In short, the CBT isolates the power system from the environment while allowing the power system to remain properly grounded. SNC maintains that “cow-contact” voltage can be reduced to less than one-tenth of a volt (a reduction of seven to one or higher is common). The CBT is a completely passive device; there are no electronic components to fail.

One of the drawbacks, however, is that it can only be sold to electric power utilities. Explains Herner, “It’s hard to sell because power companies need to admit there’s a problem, and they don’t like to do that.” SNC began developing this technology, he adds, after working with a utility in Texas to eliminate the high-frequency fields from buried power lines in subdivisions. “This is a real product for the future.”

Peak Form
In the future, SNC will continue to remain dedicated to quality and the continuous improvement of product, services and processes. It does this by constantly applying total quality improvement by progressive elimination of waste in all activities. The quality approach includes all SNC employees in the training and application of statistical methods. Refinements in the coordination of material, labor, production techniques and communication with customers and suppliers lead to a just-in-time (JIT) delivery system that is second to none in the industry.

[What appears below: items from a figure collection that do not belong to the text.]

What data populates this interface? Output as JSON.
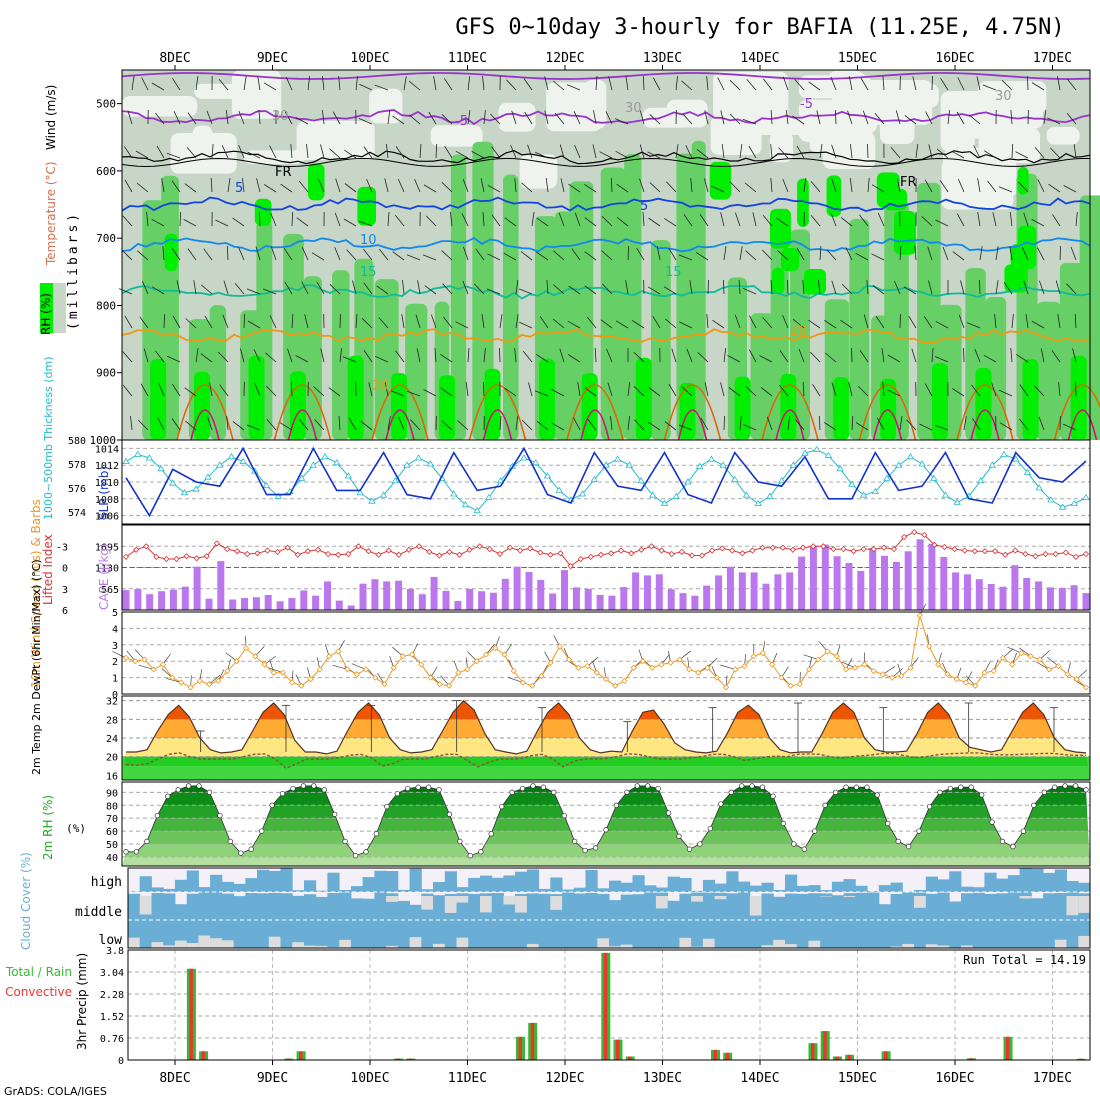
{
  "title": "GFS 0~10day 3-hourly for BAFIA (11.25E, 4.75N)",
  "footer": "GrADS: COLA/IGES",
  "colors": {
    "rh_light": "#dde7dd",
    "rh_mid": "#c8d6c8",
    "rh_green": "#66d066",
    "rh_bright": "#00ee00",
    "temp_purple": "#9933cc",
    "temp_blue_dark": "#1144dd",
    "temp_blue": "#1188ee",
    "temp_teal": "#11bb99",
    "temp_orange": "#ee9911",
    "temp_dark_orange": "#dd6600",
    "temp_magenta": "#cc1177",
    "slp": "#1133cc",
    "thickness": "#22bbcc",
    "lifted": "#dd3333",
    "cape": "#bb77ee",
    "wind10m": "#ee9922",
    "cloud": "#6aaed6",
    "cloud_bg": "#f4f0f8",
    "precip_total": "#33bb33",
    "precip_conv": "#ee3333"
  },
  "chart_data": [
    {
      "id": "upper_air",
      "type": "heatmap",
      "x_ticks": [
        "8DEC",
        "9DEC",
        "10DEC",
        "11DEC",
        "12DEC",
        "13DEC",
        "14DEC",
        "15DEC",
        "16DEC",
        "17DEC"
      ],
      "ylabel": "(millibars)",
      "yticks": [
        500,
        600,
        700,
        800,
        900,
        1000
      ],
      "ylim": [
        450,
        1000
      ],
      "legend_labels": {
        "rh": "RH (%)",
        "temperature": "Temperature (°C)",
        "wind": "Wind (m/s)"
      },
      "contour_labels": [
        "-5",
        "-5",
        "5",
        "5",
        "10",
        "15",
        "15",
        "20",
        "20",
        "FR",
        "FR",
        "30",
        "30",
        "30"
      ],
      "isotherms": [
        {
          "label": "-5",
          "pressure": 520
        },
        {
          "label": "FR",
          "pressure": 580
        },
        {
          "label": "5",
          "pressure": 650
        },
        {
          "label": "10",
          "pressure": 710
        },
        {
          "label": "15",
          "pressure": 780
        },
        {
          "label": "20",
          "pressure": 845
        }
      ]
    },
    {
      "id": "slp_thickness",
      "type": "line",
      "ylabel_left": "1000~500mb Thickness (dm)",
      "ylabel_right": "SLP (mb)",
      "yticks_left": [
        574,
        576,
        578,
        580
      ],
      "ylim_left": [
        573,
        580
      ],
      "yticks_right": [
        1006,
        1008,
        1010,
        1012,
        1014
      ],
      "ylim_right": [
        1005,
        1015
      ],
      "slp": [
        1010.5,
        1007.5,
        1006.0,
        1008.0,
        1011.5,
        1012.5,
        1010.0,
        1007.5,
        1009.5,
        1013.0,
        1014.0,
        1012.0,
        1008.5,
        1007.0,
        1008.5,
        1012.5,
        1014.0,
        1013.0,
        1009.0,
        1007.0,
        1009.0,
        1012.5,
        1013.5,
        1012.0,
        1008.5,
        1006.5,
        1008.0,
        1012.0,
        1013.5,
        1012.5,
        1009.0,
        1008.0,
        1009.5,
        1013.0,
        1014.0,
        1012.0,
        1008.5,
        1006.5,
        1007.5,
        1011.5,
        1013.5,
        1012.5,
        1009.5,
        1007.5,
        1009.0,
        1012.5,
        1013.5,
        1012.0,
        1008.5,
        1005.5,
        1007.5,
        1011.0,
        1013.5,
        1012.5,
        1010.0,
        1008.0,
        1009.5,
        1012.5,
        1013.0,
        1011.5,
        1008.0,
        1006.0,
        1008.0,
        1012.0,
        1013.5,
        1012.0,
        1009.0,
        1007.5,
        1009.5,
        1012.5,
        1013.5,
        1011.5,
        1008.0,
        1006.0,
        1007.5,
        1011.5,
        1013.5,
        1012.5,
        1010.5,
        1009.0,
        1010.0,
        1012.5,
        1012.5
      ],
      "thickness": [
        578.2,
        578.8,
        578.5,
        577.6,
        576.4,
        575.6,
        575.9,
        576.9,
        577.9,
        578.6,
        578.2,
        577.4,
        576.2,
        575.3,
        575.7,
        576.8,
        577.9,
        578.6,
        578.1,
        577.0,
        575.6,
        574.9,
        575.4,
        576.6,
        577.9,
        578.5,
        578.0,
        576.8,
        575.5,
        574.6,
        574.1,
        575.2,
        576.6,
        577.8,
        578.5,
        578.1,
        577.0,
        575.8,
        575.0,
        575.5,
        576.7,
        577.9,
        578.4,
        577.9,
        576.6,
        575.4,
        574.7,
        575.3,
        576.5,
        577.8,
        578.4,
        577.9,
        576.7,
        575.4,
        574.7,
        575.3,
        576.6,
        577.9,
        578.9,
        579.2,
        578.7,
        577.6,
        576.3,
        575.4,
        575.7,
        576.8,
        577.9,
        578.6,
        578.0,
        576.8,
        575.4,
        574.8,
        575.3,
        576.6,
        577.9,
        578.8,
        578.4,
        577.3,
        576.0,
        575.0,
        574.4,
        574.7,
        575.2
      ]
    },
    {
      "id": "cape_li",
      "type": "bar",
      "ylabel_left": "Lifted Index",
      "ylabel_right": "CAPE (J/kg)",
      "yticks_left": [
        -3,
        0,
        3,
        6
      ],
      "ylim_left": [
        6,
        -6
      ],
      "yticks_right": [
        565,
        1130,
        1695
      ],
      "ylim_right": [
        0,
        2260
      ],
      "cape": [
        530,
        560,
        420,
        450,
        500,
        540,
        620,
        680,
        1150,
        300,
        1300,
        1000,
        280,
        320,
        340,
        280,
        400,
        230,
        320,
        460,
        520,
        380,
        300,
        760,
        250,
        120,
        230,
        700,
        820,
        760,
        820,
        780,
        560,
        420,
        700,
        880,
        510,
        240,
        380,
        560,
        500,
        460,
        470,
        830,
        1150,
        900,
        1010,
        800,
        440,
        690,
        1060,
        600,
        560,
        540,
        400,
        380,
        610,
        1230,
        1000,
        920,
        950,
        960,
        550,
        450,
        380,
        320,
        650,
        920,
        1300,
        1150,
        1000,
        1000,
        850,
        700,
        950,
        1000,
        800,
        1420,
        1690,
        1740,
        1500,
        1430,
        1250,
        1040,
        1560,
        1650,
        1440,
        1280,
        950,
        1560,
        1880,
        2040,
        1760,
        1410,
        1000,
        1060,
        950,
        820,
        690,
        720,
        620,
        1190,
        850,
        900,
        760,
        600,
        590,
        730,
        660,
        450,
        350
      ],
      "lifted_index": [
        -1.5,
        -2.5,
        -3.0,
        -1.5,
        -1.2,
        -1.2,
        -1.6,
        -1.3,
        -1.6,
        -3.4,
        -2.6,
        -2.3,
        -1.9,
        -2.0,
        -2.4,
        -2.2,
        -2.8,
        -1.8,
        -2.3,
        -2.5,
        -1.9,
        -1.8,
        -1.9,
        -3.0,
        -2.3,
        -1.8,
        -2.4,
        -1.8,
        -2.5,
        -3.0,
        -2.2,
        -1.7,
        -2.2,
        -1.8,
        -2.5,
        -3.0,
        -2.6,
        -1.9,
        -2.8,
        -2.4,
        -2.7,
        -2.1,
        -1.8,
        -2.0,
        -0.2,
        -1.2,
        -1.5,
        -1.8,
        -2.0,
        -2.4,
        -2.0,
        -2.5,
        -3.0,
        -2.4,
        -1.9,
        -2.2,
        -1.7,
        -1.7,
        -2.4,
        -2.7,
        -2.4,
        -2.0,
        -2.4,
        -2.8,
        -2.8,
        -2.8,
        -2.5,
        -2.8,
        -3.0,
        -3.0,
        -2.6,
        -2.6,
        -2.3,
        -2.6,
        -2.6,
        -2.8,
        -2.6,
        -4.3,
        -5.0,
        -4.6,
        -3.2,
        -2.9,
        -2.6,
        -2.4,
        -2.3,
        -2.3,
        -2.3,
        -1.8,
        -2.4,
        -1.9,
        -1.6,
        -1.9,
        -1.9,
        -2.1,
        -1.5,
        -1.9
      ]
    },
    {
      "id": "wind10m",
      "type": "line",
      "ylabel": "10m Wind Speed (m/s) & Barbs",
      "yticks": [
        0,
        1,
        2,
        3,
        4,
        5
      ],
      "ylim": [
        0,
        5
      ],
      "speed": [
        2.2,
        2.0,
        2.1,
        1.5,
        1.8,
        1.0,
        0.7,
        0.4,
        0.8,
        0.6,
        0.8,
        1.4,
        2.0,
        2.8,
        2.3,
        1.8,
        1.3,
        1.3,
        0.7,
        0.5,
        0.9,
        1.5,
        2.3,
        2.6,
        1.5,
        1.2,
        1.5,
        1.0,
        0.6,
        1.6,
        2.3,
        2.4,
        1.8,
        1.0,
        0.6,
        0.5,
        1.3,
        1.5,
        2.0,
        2.4,
        2.8,
        2.4,
        1.4,
        0.7,
        0.5,
        1.1,
        1.9,
        2.9,
        2.1,
        1.6,
        1.7,
        1.3,
        0.9,
        0.5,
        0.8,
        1.6,
        2.0,
        1.6,
        1.8,
        1.9,
        2.1,
        1.5,
        1.3,
        1.6,
        1.0,
        0.4,
        1.5,
        1.7,
        2.3,
        2.5,
        1.8,
        1.0,
        0.5,
        0.6,
        1.5,
        2.1,
        2.6,
        2.3,
        1.5,
        1.6,
        1.8,
        1.4,
        1.2,
        1.0,
        1.1,
        1.6,
        4.8,
        2.9,
        1.8,
        1.2,
        0.9,
        0.7,
        0.5,
        1.3,
        1.4,
        2.2,
        1.8,
        2.5,
        2.3,
        2.1,
        1.5,
        1.7,
        1.2,
        0.9,
        0.4
      ]
    },
    {
      "id": "temp2m",
      "type": "area",
      "ylabel": "2m Temp 2m DewPt (6hr Min/Max) (°C)",
      "yticks": [
        16,
        20,
        24,
        28,
        32
      ],
      "ylim": [
        15,
        33
      ],
      "temperature": [
        21,
        21,
        21.5,
        25.5,
        29,
        31,
        28.5,
        24,
        21.5,
        20.8,
        21,
        21.5,
        25.5,
        29.5,
        31.5,
        29,
        23.5,
        21,
        21,
        20.6,
        21.2,
        25.5,
        29.5,
        31.5,
        29,
        24,
        21.5,
        20.8,
        21,
        21.5,
        25.5,
        29.5,
        32,
        30,
        25,
        21.5,
        21,
        20.6,
        21.2,
        25.5,
        29.5,
        31.5,
        29,
        24,
        21.5,
        20.8,
        21.2,
        21,
        25.5,
        29.5,
        30,
        27,
        23,
        21.5,
        21,
        20.8,
        21.2,
        25,
        29.5,
        31,
        29,
        24,
        21.5,
        20.8,
        21,
        21,
        25,
        29.5,
        31.5,
        29.5,
        24,
        21.5,
        21,
        21,
        21.2,
        25,
        29.5,
        31.5,
        29,
        24,
        22,
        21.5,
        21,
        21.5,
        25.5,
        29.5,
        31.5,
        29,
        24,
        21.5,
        21,
        20.8
      ],
      "dewpoint": [
        18.3,
        18.2,
        18.5,
        19.5,
        20.5,
        20.8,
        20,
        19.5,
        19.5,
        19.5,
        19.5,
        20,
        20.5,
        20.6,
        19.5,
        17.5,
        18.5,
        19.5,
        19.5,
        19.5,
        19.8,
        20.3,
        20.5,
        19.8,
        18,
        18.5,
        19.5,
        19.5,
        19.5,
        20,
        20.5,
        20.5,
        19.2,
        17.8,
        18.8,
        19.5,
        19.5,
        19.6,
        20.2,
        20.5,
        19.5,
        17.8,
        19,
        19.5,
        19.5,
        19.6,
        20,
        20.6,
        20.5,
        20,
        19.5,
        19.5,
        19.5,
        19.8,
        20,
        20.5,
        20.5,
        20,
        19.2,
        19.5,
        20,
        20.1,
        20,
        20.5,
        20.6,
        20.5,
        20,
        19.7,
        20,
        20.2,
        20.4,
        20.7,
        20.7,
        20.2,
        19.8,
        20,
        20.4,
        20.6,
        20.7,
        20.8,
        20.8,
        20.5,
        20.4,
        20.4,
        20.5,
        20.6,
        20.7,
        20.7,
        20.4,
        20.3,
        20.3
      ],
      "max_6hr": [
        null,
        null,
        null,
        null,
        null,
        null,
        null,
        25.5,
        null,
        null,
        null,
        null,
        null,
        null,
        null,
        31,
        null,
        null,
        null,
        null,
        null,
        null,
        null,
        31,
        null,
        null,
        null,
        null,
        null,
        null,
        null,
        32,
        null,
        null,
        null,
        null,
        null,
        null,
        null,
        30.5,
        null,
        null,
        null,
        null,
        null,
        null,
        null,
        27.5,
        null,
        null,
        null,
        null,
        null,
        null,
        null,
        30.5,
        null,
        null,
        null,
        null,
        null,
        null,
        null,
        31.5,
        null,
        null,
        null,
        null,
        null,
        null,
        null,
        30.5,
        null,
        null,
        null,
        null,
        null,
        null,
        null,
        31.5,
        null,
        null,
        null,
        null,
        null,
        null,
        null,
        30.5,
        null,
        null,
        null
      ]
    },
    {
      "id": "rh2m",
      "type": "area",
      "ylabel": "2m RH (%)",
      "yticks": [
        40,
        50,
        60,
        70,
        80,
        90
      ],
      "ylim": [
        33,
        98
      ],
      "values": [
        44,
        44,
        52,
        72,
        87,
        92,
        95,
        95,
        90,
        72,
        52,
        43,
        46,
        60,
        80,
        89,
        93,
        95,
        95,
        92,
        73,
        52,
        41,
        44,
        58,
        79,
        89,
        93,
        94,
        94,
        92,
        73,
        52,
        41,
        44,
        58,
        79,
        90,
        93,
        95,
        94,
        90,
        72,
        52,
        45,
        47,
        61,
        80,
        90,
        95,
        95,
        93,
        74,
        56,
        46,
        50,
        62,
        81,
        90,
        95,
        95,
        94,
        87,
        66,
        50,
        46,
        60,
        80,
        90,
        94,
        94,
        94,
        88,
        66,
        52,
        48,
        60,
        79,
        90,
        93,
        94,
        94,
        88,
        67,
        52,
        48,
        60,
        80,
        90,
        94,
        95,
        95,
        92
      ]
    },
    {
      "id": "cloud_cover",
      "type": "area",
      "ylabel": "Cloud Cover (%)",
      "layer_labels": [
        "high",
        "middle",
        "low"
      ]
    },
    {
      "id": "precip",
      "type": "bar",
      "ylabel": "3hr Precip (mm)",
      "legend_left": "Total / Rain",
      "legend_left2": "Convective",
      "yticks": [
        0,
        0.76,
        1.52,
        2.28,
        3.04,
        3.8
      ],
      "ylim": [
        0,
        3.8
      ],
      "run_total": "Run Total = 14.19",
      "categories": [
        "8DEC",
        "9DEC",
        "10DEC",
        "11DEC",
        "12DEC",
        "13DEC",
        "14DEC",
        "15DEC",
        "16DEC",
        "17DEC"
      ],
      "events": [
        {
          "step": 5,
          "value": 3.15
        },
        {
          "step": 6,
          "value": 0.3
        },
        {
          "step": 13,
          "value": 0.05
        },
        {
          "step": 14,
          "value": 0.3
        },
        {
          "step": 22,
          "value": 0.05
        },
        {
          "step": 23,
          "value": 0.05
        },
        {
          "step": 32,
          "value": 0.8
        },
        {
          "step": 33,
          "value": 1.28
        },
        {
          "step": 39,
          "value": 3.7
        },
        {
          "step": 40,
          "value": 0.7
        },
        {
          "step": 41,
          "value": 0.12
        },
        {
          "step": 48,
          "value": 0.35
        },
        {
          "step": 49,
          "value": 0.25
        },
        {
          "step": 56,
          "value": 0.58
        },
        {
          "step": 57,
          "value": 1.0
        },
        {
          "step": 58,
          "value": 0.12
        },
        {
          "step": 59,
          "value": 0.18
        },
        {
          "step": 62,
          "value": 0.3
        },
        {
          "step": 69,
          "value": 0.06
        },
        {
          "step": 72,
          "value": 0.8
        },
        {
          "step": 78,
          "value": 0.04
        },
        {
          "step": 86,
          "value": 0.08
        },
        {
          "step": 87,
          "value": 0.06
        }
      ]
    }
  ]
}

In fact, providing extraordinary levels of service is SNC’s claim to fame. “We have seen that customers have immediate, short-term needs,” Vette says. “We constantly strive to provide service to them. If we can’t do that, we won’t have loyal customers.” “We feel we need to be prepared to expend resources on any product for any of our key customers,” says Halverson. “We need to understand how the economy influences product demand, and we have experienced large swings in that demand. Critical to our future is to understand how the marketplace will affect customer levels of purchases and how we can link SNC operations to key customer demand, creating the shortest possible replenishment cycle. And needless to say that our best work will never come to fruition without an enlightened supplier base, highly skilled in JIT delivery, dedicated with a total-quality-management philosophy.”